James Roszko was a hermit, a gun nut, a convicted pedophile and ultimately a murderer - who also happened to grow pot. So guess where the police, the press and the politicians decided to lay the blame when he gunned four Canadian Mounties in cold blood?
By Ian Mulgrew
It was a cold Thursday morning in northern Alberta, and snow still blanketed most of the prairie. Even if you were looking, you probably wouldn’t have seen the killer moving through dawn’s early light— stealthily approaching his farm’s large corrugated-steel Quonset hut and slipping inside. James Roszko had draped himself in a white sheet to blend in with the winter landscape and pulled his socks over his shoes to avoid leaving tracks. He’d also jammed a 9-millimeter semi-automatic pistol down the front of his pants, slung a rifle over his shoulder, and carried at the ready a Heckler & Koch .308-caliber Model 91 semi-automatic assault rifle equipped with a large (and illegal, in Canada) 20-round magazine. The 46-year-old was well camouflaged and even better armed for the ambush to come.
We’ll never know how long he lay in wait. But when four young Royal Canadian Mounted Police officers entered his shed (which among other things concealed a marijuana garden) later that morning, Roszko was in position and ready to kill. Peter Schiemann, Anthony Gordon, Lionide Johnston and Brock Myrol were mercilessly gunned down before they even knew he was there. But what Roszko didn’t know was that two other Mounties —from the Auto Theft Unit—remained outside, changing into overalls. As he stepped out of the Quonset hut and into the sharp, cold, flat morning light, they drew down on him. The ensuing firefight was brief.
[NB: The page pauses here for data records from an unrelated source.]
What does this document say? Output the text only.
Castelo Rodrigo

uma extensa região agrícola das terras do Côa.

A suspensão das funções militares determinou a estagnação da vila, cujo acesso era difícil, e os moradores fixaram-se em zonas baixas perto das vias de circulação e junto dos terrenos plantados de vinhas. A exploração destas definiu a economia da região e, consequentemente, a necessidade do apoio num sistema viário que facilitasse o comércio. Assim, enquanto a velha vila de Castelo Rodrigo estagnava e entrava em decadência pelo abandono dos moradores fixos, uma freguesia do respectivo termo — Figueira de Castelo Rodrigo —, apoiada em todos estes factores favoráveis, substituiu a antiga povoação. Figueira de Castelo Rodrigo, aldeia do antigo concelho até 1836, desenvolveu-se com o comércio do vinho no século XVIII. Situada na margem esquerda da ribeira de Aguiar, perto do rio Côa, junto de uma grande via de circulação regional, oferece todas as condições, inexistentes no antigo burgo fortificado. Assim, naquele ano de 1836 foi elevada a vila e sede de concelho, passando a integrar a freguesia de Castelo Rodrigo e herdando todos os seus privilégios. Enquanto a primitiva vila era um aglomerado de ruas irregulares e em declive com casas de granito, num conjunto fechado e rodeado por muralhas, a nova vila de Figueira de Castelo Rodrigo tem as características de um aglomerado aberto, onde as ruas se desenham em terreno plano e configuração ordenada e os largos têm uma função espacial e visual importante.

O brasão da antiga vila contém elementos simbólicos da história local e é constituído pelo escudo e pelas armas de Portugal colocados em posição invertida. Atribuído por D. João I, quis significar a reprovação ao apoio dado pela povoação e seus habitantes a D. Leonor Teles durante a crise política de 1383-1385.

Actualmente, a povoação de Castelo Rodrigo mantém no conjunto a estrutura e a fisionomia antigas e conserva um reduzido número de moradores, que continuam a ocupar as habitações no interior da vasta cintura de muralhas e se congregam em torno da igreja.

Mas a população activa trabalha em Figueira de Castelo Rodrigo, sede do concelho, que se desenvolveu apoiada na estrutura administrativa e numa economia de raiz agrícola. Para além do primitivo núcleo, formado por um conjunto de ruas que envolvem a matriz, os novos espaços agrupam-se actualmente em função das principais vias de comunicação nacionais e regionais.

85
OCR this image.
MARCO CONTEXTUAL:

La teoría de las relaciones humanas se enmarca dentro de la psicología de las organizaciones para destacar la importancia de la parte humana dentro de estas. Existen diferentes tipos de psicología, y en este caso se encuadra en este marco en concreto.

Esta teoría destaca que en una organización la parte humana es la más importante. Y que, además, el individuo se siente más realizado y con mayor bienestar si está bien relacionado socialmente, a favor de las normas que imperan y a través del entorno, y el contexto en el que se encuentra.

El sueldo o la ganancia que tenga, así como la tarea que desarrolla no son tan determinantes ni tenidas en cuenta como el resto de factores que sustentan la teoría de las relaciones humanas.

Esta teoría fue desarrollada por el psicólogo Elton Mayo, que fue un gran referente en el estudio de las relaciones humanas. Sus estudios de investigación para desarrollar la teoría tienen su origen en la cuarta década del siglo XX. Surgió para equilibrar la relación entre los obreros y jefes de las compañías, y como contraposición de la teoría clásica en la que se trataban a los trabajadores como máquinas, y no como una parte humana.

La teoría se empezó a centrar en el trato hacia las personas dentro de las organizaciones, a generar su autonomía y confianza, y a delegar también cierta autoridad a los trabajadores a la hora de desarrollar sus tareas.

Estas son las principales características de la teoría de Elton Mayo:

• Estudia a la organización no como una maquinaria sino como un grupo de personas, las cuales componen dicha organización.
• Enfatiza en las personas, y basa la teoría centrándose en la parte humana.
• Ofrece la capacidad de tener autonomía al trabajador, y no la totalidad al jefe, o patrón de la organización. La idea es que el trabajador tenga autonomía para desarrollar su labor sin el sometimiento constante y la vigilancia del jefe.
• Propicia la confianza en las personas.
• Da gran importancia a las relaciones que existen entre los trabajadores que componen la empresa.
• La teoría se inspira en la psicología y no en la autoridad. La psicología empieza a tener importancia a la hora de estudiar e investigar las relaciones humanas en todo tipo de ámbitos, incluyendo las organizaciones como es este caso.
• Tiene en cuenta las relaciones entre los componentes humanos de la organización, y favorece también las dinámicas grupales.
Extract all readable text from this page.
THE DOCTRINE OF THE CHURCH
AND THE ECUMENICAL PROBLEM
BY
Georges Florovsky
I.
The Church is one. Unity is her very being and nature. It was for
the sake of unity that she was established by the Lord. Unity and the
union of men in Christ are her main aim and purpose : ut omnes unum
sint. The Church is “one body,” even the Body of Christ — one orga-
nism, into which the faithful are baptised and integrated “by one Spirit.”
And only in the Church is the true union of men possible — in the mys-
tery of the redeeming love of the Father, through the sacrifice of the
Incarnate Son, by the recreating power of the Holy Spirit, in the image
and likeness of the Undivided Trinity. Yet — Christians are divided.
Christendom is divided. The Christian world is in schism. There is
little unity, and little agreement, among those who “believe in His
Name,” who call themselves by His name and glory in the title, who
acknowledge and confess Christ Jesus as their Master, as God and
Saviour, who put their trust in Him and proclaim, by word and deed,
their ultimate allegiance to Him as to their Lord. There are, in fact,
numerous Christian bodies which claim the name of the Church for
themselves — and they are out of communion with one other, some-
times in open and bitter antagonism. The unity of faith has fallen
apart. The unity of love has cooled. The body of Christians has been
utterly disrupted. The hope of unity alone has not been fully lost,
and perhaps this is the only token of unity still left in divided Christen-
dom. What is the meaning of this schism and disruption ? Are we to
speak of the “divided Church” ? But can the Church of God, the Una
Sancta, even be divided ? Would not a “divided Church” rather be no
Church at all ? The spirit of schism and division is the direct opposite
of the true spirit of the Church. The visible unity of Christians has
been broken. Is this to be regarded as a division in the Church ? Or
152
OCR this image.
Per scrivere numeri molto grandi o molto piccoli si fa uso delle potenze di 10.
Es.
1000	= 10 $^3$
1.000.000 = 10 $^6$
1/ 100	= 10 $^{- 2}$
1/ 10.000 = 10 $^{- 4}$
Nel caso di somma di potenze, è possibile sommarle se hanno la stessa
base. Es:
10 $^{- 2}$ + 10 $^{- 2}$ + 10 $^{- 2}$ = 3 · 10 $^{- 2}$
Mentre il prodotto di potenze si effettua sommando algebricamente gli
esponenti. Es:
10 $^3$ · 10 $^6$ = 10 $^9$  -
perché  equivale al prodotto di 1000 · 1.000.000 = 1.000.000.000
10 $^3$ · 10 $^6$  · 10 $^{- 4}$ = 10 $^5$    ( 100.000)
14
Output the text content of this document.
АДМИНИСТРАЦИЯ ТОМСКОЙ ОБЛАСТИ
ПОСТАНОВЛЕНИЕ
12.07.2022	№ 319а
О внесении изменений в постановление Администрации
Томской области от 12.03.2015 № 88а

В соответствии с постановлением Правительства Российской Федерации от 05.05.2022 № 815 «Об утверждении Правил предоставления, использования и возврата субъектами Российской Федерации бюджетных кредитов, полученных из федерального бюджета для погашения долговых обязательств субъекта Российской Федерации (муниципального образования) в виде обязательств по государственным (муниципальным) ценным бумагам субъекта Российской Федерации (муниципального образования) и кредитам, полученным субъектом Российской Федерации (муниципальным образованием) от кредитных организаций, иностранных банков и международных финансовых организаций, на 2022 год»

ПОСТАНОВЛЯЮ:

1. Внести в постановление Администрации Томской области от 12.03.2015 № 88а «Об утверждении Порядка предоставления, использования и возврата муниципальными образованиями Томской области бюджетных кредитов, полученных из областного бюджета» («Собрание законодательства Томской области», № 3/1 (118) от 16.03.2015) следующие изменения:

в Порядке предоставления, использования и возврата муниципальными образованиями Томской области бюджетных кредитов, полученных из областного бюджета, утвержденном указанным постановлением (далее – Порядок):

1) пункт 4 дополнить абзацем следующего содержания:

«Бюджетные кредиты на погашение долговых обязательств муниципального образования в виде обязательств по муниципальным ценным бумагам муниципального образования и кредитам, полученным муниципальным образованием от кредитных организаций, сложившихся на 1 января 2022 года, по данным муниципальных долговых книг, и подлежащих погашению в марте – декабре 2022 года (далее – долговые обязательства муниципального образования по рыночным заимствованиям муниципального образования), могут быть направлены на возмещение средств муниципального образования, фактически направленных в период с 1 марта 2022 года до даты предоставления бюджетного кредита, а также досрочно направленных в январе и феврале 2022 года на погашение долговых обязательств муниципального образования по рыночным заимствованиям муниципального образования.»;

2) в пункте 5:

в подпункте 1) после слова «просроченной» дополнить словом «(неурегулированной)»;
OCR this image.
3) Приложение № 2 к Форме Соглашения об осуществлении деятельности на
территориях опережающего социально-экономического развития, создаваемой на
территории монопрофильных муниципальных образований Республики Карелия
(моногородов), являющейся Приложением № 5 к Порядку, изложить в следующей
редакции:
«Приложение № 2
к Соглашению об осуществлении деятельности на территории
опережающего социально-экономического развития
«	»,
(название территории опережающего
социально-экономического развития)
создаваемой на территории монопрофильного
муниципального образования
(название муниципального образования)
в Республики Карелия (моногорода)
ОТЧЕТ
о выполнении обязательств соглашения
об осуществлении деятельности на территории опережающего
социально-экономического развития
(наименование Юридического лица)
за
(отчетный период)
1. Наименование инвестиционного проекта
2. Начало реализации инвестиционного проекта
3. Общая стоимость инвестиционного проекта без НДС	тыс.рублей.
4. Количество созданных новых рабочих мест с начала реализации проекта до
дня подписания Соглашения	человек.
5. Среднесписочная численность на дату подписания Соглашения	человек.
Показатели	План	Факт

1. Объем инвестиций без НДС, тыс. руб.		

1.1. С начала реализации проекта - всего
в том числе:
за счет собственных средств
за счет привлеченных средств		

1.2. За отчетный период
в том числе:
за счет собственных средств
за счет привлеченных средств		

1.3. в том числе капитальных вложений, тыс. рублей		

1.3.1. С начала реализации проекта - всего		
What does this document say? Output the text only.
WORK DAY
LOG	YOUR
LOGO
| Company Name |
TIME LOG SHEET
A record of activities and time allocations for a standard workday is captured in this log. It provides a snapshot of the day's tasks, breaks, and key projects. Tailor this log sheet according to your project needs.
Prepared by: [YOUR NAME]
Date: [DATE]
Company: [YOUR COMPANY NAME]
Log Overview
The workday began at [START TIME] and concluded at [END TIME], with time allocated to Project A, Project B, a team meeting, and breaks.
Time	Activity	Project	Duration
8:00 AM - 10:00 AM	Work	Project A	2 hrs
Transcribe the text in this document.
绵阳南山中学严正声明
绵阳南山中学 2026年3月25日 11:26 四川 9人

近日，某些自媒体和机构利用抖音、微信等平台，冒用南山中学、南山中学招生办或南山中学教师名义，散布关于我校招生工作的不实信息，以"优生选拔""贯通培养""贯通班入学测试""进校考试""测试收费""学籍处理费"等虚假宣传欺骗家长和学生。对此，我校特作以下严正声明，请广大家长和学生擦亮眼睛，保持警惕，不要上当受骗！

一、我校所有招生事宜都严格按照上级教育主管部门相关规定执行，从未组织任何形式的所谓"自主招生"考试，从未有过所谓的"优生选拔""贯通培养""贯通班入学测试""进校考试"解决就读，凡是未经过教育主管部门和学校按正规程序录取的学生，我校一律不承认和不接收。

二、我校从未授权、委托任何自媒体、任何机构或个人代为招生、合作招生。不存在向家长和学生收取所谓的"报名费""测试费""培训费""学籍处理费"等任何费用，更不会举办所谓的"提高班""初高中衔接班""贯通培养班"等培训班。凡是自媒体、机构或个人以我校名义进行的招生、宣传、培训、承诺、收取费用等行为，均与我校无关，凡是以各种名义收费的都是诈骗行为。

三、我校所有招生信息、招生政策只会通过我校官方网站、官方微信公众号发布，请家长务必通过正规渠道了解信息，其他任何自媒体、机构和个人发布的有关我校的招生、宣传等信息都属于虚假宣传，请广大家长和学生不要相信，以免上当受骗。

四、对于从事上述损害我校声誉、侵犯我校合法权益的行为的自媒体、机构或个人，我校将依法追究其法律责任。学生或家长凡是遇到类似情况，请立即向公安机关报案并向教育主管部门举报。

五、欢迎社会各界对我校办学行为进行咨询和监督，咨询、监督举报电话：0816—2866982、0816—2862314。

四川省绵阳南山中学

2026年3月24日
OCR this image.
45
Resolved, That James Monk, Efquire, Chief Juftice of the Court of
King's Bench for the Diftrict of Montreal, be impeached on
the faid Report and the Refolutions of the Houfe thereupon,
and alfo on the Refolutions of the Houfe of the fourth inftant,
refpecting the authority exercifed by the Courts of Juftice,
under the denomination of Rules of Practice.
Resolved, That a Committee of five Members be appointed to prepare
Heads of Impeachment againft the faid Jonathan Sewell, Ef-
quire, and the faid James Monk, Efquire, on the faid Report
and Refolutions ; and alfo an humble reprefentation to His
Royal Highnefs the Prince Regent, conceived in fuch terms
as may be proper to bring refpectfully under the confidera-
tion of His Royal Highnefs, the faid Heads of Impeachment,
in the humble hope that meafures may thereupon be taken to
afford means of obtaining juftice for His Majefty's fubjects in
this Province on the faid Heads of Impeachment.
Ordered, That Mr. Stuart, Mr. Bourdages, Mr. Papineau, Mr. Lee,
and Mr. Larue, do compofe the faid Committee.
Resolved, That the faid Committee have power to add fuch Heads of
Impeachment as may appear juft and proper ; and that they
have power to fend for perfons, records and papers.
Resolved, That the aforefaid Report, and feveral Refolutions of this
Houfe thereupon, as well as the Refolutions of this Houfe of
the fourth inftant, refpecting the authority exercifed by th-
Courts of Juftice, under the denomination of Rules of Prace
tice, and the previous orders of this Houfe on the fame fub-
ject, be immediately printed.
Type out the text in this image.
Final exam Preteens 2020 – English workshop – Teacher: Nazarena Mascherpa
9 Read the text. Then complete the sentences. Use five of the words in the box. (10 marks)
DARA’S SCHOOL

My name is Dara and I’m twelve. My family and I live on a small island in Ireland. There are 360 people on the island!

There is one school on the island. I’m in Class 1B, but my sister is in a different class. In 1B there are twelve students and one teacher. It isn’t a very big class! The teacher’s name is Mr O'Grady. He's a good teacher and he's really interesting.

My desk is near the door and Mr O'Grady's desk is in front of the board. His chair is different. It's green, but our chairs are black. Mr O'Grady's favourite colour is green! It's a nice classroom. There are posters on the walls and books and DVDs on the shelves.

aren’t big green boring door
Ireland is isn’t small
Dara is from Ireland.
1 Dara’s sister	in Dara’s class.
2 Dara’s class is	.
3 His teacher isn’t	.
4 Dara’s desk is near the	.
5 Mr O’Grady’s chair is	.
Roszko was shot twice in the groin, the police fusillade blowing him back inside the shed. The officers retreated, too, and summoned backup. While they waited, Roszko committed suicide.
By the time the Emergency Response Team secured the area, the reverberations of the single worst loss of life in RCMP history were already shaking a country that cherishes its federal force as a national icon. In his Stetson and scarlet serge, the Mountie remains as much a symbol of Canada as the maple leaf. Surprisingly, though, police and Justice Department officials immediately channeled the nation’s outrage and grief not at the killer, but at those who advocated more liberal marijuana laws and supported the government’s plan to decriminalize pot possession.